Truth be told I never expected a different outcome from Missouri Presbytery. All along they have proven reluctant to consider the possibility that one of their members had strayed from the Westminster Standards. Their initial attack against the 29 signers of the "Letter of Concern" indicated that they were less concerned about the purity of the church than relationships and protecting one of their own (along with their own reputation). Obviously they see themselves as the theological norm for the PCA - what they permit should be permissible for all 70+ presbyteries and what they forbid should be forbidden in all 70+ presbyteries. So much for the Westminster Standards and the historic interpretation of those standards.
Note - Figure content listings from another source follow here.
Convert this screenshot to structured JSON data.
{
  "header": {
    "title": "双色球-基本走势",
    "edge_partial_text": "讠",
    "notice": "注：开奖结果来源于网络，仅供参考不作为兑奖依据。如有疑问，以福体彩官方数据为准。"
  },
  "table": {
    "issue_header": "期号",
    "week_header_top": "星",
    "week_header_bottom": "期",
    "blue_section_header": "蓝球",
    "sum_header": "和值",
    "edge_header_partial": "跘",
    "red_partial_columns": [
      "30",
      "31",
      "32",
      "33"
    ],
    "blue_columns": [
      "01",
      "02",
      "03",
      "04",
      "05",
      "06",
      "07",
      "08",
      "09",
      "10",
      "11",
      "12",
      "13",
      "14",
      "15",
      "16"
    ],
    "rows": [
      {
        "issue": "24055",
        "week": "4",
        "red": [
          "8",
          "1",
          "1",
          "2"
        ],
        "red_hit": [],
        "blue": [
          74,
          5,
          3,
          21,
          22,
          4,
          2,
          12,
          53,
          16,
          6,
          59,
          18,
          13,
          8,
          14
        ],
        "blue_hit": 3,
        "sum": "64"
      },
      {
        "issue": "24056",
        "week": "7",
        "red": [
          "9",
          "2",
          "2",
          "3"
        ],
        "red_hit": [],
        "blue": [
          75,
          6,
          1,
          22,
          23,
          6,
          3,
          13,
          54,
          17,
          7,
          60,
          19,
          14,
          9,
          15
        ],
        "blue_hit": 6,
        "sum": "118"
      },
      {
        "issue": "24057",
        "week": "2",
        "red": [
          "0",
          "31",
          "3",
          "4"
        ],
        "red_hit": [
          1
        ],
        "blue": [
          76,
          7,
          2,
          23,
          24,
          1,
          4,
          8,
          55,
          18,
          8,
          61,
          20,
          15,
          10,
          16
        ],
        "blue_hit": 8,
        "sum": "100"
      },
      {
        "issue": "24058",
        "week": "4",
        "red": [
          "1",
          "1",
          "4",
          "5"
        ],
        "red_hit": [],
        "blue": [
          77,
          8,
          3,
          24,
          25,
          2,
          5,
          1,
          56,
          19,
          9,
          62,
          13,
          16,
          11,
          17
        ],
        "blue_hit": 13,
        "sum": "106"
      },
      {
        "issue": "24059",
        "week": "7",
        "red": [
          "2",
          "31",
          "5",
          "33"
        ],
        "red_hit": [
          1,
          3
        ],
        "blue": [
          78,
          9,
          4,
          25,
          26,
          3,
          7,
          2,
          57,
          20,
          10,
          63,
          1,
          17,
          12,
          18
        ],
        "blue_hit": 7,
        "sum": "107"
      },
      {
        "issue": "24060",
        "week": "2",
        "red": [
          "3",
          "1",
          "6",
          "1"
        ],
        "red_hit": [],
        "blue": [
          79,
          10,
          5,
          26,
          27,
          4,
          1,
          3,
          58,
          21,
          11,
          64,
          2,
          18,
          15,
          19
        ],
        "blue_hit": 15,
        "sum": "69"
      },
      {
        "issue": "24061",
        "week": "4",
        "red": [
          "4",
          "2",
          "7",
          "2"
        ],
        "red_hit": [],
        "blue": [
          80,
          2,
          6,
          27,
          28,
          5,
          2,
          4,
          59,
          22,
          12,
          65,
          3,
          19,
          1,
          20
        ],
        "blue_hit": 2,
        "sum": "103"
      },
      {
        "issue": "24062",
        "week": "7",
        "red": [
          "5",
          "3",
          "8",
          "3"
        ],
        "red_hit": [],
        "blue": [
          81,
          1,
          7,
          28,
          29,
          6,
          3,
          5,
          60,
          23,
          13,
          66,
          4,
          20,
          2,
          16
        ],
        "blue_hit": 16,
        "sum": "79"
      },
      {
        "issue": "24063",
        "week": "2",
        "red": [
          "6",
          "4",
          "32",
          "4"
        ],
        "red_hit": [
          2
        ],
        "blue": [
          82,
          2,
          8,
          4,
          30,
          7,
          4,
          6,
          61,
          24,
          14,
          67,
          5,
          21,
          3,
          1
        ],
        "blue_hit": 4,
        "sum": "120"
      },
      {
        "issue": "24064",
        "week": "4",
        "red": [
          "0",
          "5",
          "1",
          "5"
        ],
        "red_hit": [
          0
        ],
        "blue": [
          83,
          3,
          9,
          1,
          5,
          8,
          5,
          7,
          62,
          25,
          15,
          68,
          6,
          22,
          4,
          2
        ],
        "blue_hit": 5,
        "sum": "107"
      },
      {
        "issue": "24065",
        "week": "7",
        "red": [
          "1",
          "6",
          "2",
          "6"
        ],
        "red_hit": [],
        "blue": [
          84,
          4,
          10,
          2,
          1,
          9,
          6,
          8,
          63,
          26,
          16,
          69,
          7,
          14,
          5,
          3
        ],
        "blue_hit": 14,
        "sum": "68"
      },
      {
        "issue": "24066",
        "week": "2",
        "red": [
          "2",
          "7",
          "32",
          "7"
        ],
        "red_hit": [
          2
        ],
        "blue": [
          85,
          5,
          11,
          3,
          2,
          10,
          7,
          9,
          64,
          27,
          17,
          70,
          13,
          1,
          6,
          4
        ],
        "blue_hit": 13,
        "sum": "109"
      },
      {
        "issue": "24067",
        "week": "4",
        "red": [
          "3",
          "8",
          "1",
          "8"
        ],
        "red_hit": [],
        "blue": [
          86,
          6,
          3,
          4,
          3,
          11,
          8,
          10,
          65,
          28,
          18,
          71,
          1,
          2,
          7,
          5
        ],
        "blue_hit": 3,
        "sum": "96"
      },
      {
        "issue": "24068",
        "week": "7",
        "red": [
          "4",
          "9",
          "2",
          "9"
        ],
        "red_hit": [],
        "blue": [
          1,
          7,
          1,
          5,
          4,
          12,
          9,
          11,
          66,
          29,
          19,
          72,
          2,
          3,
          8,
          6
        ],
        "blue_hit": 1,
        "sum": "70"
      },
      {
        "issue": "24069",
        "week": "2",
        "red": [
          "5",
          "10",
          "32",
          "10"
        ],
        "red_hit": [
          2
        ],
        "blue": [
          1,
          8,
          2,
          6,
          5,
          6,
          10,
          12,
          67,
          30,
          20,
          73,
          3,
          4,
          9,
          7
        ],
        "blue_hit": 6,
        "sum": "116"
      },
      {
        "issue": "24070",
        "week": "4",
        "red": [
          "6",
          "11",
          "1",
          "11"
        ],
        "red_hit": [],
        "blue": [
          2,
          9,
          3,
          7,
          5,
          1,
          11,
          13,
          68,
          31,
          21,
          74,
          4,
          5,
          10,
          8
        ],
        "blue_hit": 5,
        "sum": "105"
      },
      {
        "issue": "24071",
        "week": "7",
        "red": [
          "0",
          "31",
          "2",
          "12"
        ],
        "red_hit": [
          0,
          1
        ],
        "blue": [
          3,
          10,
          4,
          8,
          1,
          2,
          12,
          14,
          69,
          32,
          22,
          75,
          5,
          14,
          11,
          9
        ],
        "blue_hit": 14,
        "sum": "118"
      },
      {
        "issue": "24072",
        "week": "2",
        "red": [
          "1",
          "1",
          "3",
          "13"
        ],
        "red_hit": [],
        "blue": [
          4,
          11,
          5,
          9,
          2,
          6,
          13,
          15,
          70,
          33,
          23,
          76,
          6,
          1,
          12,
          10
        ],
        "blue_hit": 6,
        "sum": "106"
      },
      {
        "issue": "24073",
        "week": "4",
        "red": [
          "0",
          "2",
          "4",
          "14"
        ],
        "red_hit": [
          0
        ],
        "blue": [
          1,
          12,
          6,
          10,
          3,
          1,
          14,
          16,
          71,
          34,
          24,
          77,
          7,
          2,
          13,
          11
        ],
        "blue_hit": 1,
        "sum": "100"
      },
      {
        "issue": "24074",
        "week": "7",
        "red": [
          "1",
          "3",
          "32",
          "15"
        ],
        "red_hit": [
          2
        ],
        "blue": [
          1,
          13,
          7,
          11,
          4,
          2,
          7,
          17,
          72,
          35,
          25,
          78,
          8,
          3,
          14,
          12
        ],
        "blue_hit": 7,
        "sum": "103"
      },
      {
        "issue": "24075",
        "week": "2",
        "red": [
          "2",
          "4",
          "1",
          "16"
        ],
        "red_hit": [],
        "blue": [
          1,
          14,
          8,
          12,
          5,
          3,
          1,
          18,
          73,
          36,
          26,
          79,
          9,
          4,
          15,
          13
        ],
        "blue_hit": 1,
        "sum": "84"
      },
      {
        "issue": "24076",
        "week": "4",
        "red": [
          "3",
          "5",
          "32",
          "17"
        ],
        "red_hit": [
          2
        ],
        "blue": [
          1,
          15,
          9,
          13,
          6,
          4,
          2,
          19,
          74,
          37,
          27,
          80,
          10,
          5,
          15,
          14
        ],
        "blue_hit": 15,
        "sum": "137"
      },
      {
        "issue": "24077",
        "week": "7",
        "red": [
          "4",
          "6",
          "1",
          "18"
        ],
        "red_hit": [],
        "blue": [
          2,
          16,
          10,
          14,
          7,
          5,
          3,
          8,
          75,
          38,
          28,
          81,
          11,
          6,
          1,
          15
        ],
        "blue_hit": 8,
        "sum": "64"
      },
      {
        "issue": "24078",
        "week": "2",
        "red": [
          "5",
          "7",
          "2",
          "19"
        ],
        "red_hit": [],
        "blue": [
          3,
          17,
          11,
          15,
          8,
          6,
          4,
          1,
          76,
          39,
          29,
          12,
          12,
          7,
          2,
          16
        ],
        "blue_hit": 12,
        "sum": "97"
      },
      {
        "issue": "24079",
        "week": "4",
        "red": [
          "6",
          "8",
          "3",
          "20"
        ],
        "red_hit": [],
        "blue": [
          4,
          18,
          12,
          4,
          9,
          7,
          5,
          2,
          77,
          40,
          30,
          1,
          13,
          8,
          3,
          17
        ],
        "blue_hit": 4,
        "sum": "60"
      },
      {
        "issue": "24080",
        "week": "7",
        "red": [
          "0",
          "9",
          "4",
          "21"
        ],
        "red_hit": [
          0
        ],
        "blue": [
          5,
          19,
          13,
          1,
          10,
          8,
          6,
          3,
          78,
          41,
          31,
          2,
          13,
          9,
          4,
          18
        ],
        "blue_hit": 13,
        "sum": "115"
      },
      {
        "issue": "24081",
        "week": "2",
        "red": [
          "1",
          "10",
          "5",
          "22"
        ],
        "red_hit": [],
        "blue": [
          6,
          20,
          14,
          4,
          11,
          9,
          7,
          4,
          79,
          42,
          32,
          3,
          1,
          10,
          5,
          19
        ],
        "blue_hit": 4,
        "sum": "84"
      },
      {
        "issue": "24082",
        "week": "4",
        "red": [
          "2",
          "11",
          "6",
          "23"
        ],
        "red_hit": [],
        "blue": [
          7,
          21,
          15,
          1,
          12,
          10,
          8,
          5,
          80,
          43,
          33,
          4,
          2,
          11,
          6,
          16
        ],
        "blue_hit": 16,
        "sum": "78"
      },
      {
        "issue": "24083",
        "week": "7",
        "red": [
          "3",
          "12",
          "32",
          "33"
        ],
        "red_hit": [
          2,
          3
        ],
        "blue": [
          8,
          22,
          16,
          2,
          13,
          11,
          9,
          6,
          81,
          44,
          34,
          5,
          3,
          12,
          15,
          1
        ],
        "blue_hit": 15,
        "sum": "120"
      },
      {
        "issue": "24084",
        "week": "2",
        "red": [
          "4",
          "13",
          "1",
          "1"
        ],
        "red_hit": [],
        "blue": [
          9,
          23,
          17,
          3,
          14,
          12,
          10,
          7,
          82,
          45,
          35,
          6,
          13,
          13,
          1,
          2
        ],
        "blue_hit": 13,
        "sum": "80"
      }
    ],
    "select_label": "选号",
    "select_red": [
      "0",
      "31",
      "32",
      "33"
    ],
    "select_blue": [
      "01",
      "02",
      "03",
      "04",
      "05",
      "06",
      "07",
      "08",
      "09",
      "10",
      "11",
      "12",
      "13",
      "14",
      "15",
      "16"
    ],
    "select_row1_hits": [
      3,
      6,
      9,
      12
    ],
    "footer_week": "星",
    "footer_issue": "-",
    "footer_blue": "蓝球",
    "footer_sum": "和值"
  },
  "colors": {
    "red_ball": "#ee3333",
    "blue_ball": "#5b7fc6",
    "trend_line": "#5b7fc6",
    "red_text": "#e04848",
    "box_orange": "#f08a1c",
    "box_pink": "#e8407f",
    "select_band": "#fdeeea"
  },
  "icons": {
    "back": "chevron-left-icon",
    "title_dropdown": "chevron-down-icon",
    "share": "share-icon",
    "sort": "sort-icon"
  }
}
As one who signed the original Letter of Concern I was contacted by both sub-committees of Missouri Presbytery who were conducting that investigation. Only a small portion of what I communicated back to those committees was ever incorporated in their 123 page report exonerating TE Meyers (here). What's galling about all of this is their accusation that the Letter of Concern was selective about TE Meyers' writings and didn't do justice to the full corpus of his work. Yet, their investigation actually ignored the topics I personally asked them to investigate (complete with Meyers' own words along with dates and where he posted them on the internet). And, instead of using the Letter of Concern as a starting point to conduct their own investigation they never went beyond that document. Furthermore, I made the following request to the committee chair investigating TE Meyers' theological views:
In your investigation I trust that Missouri Presbytery would review Rev. Meyers' exceptions to our standards classifying them per RAO 16-3.e.5 and including this in the presbytery minutes.What I hoped was that Missouri Presbytery would put a rest to all of this wrangling by clearly examining TE Meyers with regard to any exceptions he has to the Westminster Standards and classifying them per the standards noted above. Instead Missouri Presbytery ignored the question. They allowed TE Meyers to hide behind the word 'scruple' (a word not recognized by our constitution) and never really bothered to investigate whether his views have changed over the last 17 years.
I would also note that once the Letter of Concern went public (something I had nothing to do with) TE Meyers issued an apology to his presbytery that was also posted on the internet. That apology achieved two ends: First, it disarmed the presbytery by asserting that he had used intemperate and imprecise language when debating on the internet, nothing more. Second, that apology became the demarcation of what Missouri Presbytery would investigate. Since many of the citations in the Letter of Concern were dated to a certain period of time when TE Meyers was engaged in "intemperate and imprecise theological debate" and he was "sorry" for being unclear, Missouri Presbytery didn't pursue those things. In the end TE Meyers absolved himself of all responsibility and Missouri Presbytery said, "Fine with us."
For those who want to learn more go here. For those who understand what is at stake consider this comment found at the same link:
The truth is we have a rogue, rebellious presbytery, one that has shown itself out of accord with the mind of the General Assembly expressed in 2007.As an alumnus of that school I am less than thrilled by what I see happening. Furthermore, having completed my internship in Missouri Presbytery and knowing several who labor in its bounds, my opinion of that court has dropped significantly.
More fundamentally, we have an entire presbytery that does not understand salvation by grace alone through faith alone.
That our denominational seminary sits right in the heart of it does not pass unnoticed.